Sleep involves the pineal gland. Why wouldn't sleep paralysis?
Ah, OK, I see; now I think I understand where you are coming from.
Well, sleep is a very complex process that involves many different brain regions. Sleep paralysis depends critically on a set of cells in the brainstem (in the pons) that appear to use acetylcholine as a neurotransmitter.
Sleep, itself, is not one thing. There are many processes involved in it. There is sleep initiation which is governed by one area, the timing of sleep, which is governed by at least two areas -- one in the hypothalamus (the suprachiasmatic nucleus is one of them) and the pineal with the pineal being less important. In fact you can live without a pineal gland and sleep just fine. Then there is the shift between different stages of sleep, including the shift into and out of REM sleep.
Sleep paralysis (and we need to be very careful here in defining this state, since there seem to be folks using the words in different ways) refers to the continued state of complete and utter paralysis that naturally occurs during REM sleep, but which may persist beyond the REM state if the cells responsible for it continue to fire inappropriately (that is the putative explanation). Cataplexy is a somewhat similar state in which a person may lose all muscle tone for a brief time if excited while awake.
So, this is not a state of complete relaxation. It is actually a profound paralysis -- complete, except for the eyes and respiratory muscles, which can continue to move. If you were in a state of sleep paralysis, for instance, it would be impossible to maintain a seated position -- you would necessarily be on the floor or bed (or wherever) in a state utterly and completely unable to move even though wide awake.
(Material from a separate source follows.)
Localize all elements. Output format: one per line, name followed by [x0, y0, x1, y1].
Just in case there is any confusion for anyone reading this thread, sleep paralysis does not refer to the feeling of heaviness as you come out of sleep, or to states in which you are clearly dreaming (unless there is a definite association with hypnapompic hallucination, which happens but it not that common -- most folks with hypnopompic hallucinations feel weird and weak but don't really experience sleep paralysis with it in my experience). Sleep paralysis is a very, very frightening state which some in this thread have described quite well. I am a little sceptical that we are all talking about the same thing. I know from experience that there are many states associated with sleep and relaxation that folks call sleep paralysis.